Vivitar Vivitar 28-80mm f3.5

Canon FD · 28mm · f/3.5

No photo available for this lens

Production

1984 – 1985

Country

Japan

Optical

-

Updated

Jul 4, 2026

Overview

The Vivitar 28-80mm f/3.5-4.5 Macro Focusing Zoom belongs to the family of inexpensive, Vivitar-branded standard zooms produced in the early-to-mid 1980s. Vivitar itself was a rebadging house rather than a manufacturer, and reviews of related copies indicate this lens was constructed by Kobori of Japan, with serial numbers pointing to a 1984-85 production window for the 'RL Edition' variant. It was sold as an affordable, do-it-all kit zoom offering a macro feature engaged at the long end. No established nicknames or cult jargon (such as 'Bokeh King' or 'Iron Curtain') appear in the reviews for this lens; it has no evidenced cult following. Instead, it is remembered by the few who own it as a pleasant budget surprise: the Pentax-mount RL Edition reviewer paid $35 including shipping and was impressed by its build quality, sharpness, and color rendition. It is fondly regarded as a value-oriented sleeper rather than a legend.

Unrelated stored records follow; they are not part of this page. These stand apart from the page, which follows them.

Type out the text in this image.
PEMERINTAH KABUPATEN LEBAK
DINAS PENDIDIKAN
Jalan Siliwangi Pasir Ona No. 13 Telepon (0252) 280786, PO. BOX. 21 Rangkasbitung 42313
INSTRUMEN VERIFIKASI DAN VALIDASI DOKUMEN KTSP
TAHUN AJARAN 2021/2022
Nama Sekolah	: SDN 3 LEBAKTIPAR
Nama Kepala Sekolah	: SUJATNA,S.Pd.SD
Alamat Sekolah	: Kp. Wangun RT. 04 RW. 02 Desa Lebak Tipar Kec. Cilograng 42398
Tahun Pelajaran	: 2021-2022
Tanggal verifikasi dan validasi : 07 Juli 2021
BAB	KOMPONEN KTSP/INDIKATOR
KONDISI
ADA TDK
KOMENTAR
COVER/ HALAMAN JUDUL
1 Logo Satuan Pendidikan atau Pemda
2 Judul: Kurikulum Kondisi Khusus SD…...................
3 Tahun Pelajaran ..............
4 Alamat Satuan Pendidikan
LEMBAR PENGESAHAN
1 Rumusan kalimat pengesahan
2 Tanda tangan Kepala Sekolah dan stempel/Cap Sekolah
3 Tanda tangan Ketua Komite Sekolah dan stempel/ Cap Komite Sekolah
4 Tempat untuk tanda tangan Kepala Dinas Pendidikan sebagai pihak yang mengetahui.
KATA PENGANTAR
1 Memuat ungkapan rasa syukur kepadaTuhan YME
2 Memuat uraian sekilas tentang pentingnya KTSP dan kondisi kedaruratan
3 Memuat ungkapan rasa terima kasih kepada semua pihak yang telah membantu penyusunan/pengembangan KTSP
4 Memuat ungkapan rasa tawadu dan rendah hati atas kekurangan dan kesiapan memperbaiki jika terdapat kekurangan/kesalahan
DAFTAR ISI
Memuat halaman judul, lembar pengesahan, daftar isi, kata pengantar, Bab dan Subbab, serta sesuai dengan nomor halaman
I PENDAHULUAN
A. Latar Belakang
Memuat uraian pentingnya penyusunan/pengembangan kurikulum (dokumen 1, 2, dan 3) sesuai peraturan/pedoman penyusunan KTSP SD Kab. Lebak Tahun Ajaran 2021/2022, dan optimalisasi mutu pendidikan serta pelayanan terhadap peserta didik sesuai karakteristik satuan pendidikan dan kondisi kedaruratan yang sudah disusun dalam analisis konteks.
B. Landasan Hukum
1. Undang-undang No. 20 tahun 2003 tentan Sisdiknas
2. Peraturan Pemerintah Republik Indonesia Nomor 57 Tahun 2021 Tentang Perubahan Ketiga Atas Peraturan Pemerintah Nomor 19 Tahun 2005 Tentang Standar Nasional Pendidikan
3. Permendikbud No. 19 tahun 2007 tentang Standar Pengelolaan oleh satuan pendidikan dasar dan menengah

Verdict: The Vivitar 28-80mm f/3.5-4.5 Macro Focusing Zoom is a budget, Kobori-built standard zoom for the photographer who wants an inexpensive vintage all-rounder with a handy macro trick. It rewards buyers with good center sharpness, pleasing color, and solid metal build, but asks tolerance for chromatic aberration, a fiddly short focus throw, and heavy vignetting on full frame. It is a value sleeper rather than a cult classic — ideal for experimenters and macro dabblers on a tight budget.

Optical Character

Bokeh

Satisfying and 'fine' overall, though LoCA is evident in out-of-focus areas on related copies and drags down bokeh quality.

Color

Pleasing, satisfying color rendition, considered a strength of the lens.

Sharpness wide open

Quite good center sharpness on the RL Edition, but weaker toward the edges with no aspherical elements to aid corner performance.

Flare resistance

Related sibling exhibits some flaring and ghosting; a rubber hood is recommended to help mitigate aberrations.

Contrast

Modest, moderate rather than punchy contrast.

Vignetting

No vignetting problems reported on APS-C, but heavy vignetting expected on full-frame bodies.

Community Insights

What people love
  • Excellent value for money — a well-built zoom obtained for around $35 including shipping
  • Good center sharpness and pleasing color rendition
  • Impressive, solid all-metal build quality with a slight reassuring weight
  • Effective macro function at the long end, described as excellent in performance
  • Well-controlled distortion, making it usable for architectural subjects
What people dislike
  • Pronounced chromatic aberration and visible color fringing
  • Very short focus throw (around 30-40 degrees), making precise manual focus difficult
  • Heavy vignetting on full-frame bodies
  • Rotating front filter threads on the related sibling, complicating polarizer/graduated filter use
  • Older design without low-dispersion or aspherical glass, limiting outright sharpness and contrast
Pro Tips
  • Use a simple rubber hood to help mitigate chromatic aberration, flare, and ghosting
  • Stop down to around f/8 for best sharpness, but beware diffraction dulling the image beyond that point
  • Take extra care focusing due to the very short throw — it is easy to focus past your subject
  • Set focus first, then attach filters carefully, as the front threads can rotate and disturb focus
  • Exploit the macro setting at the long end, which is one of the lens's genuinely strong features

Sources (1)

Web-grounded synthesissecondary

The Vivitar 28-80mm f/3.5-4.5 Macro Focusing Zoom belongs to the family of inexpensive, Vivitar-branded standard zooms produced in the early-to-mid 1980s. Vivitar itself was a rebadging house rather than a manufacturer, and reviews of related copies indicate this lens was constructed by Kobori of Japan, with serial numbers pointing to a 1984-85 production window for the 'RL Edition' variant. It was sold as an affordable, do-it-all kit zoom offering a macro feature engaged at the long end. No established nicknames or cult jargon (such as 'Bokeh King' or 'Iron Curtain') appear in the reviews for this lens; it has no evidenced cult following. Instead, it is remembered by the few who own it as a pleasant budget surprise: the Pentax-mount RL Edition reviewer paid $35 including shipping and was impressed by its build quality, sharpness, and color rendition. It is fondly regarded as a value-oriented sleeper rather than a legend.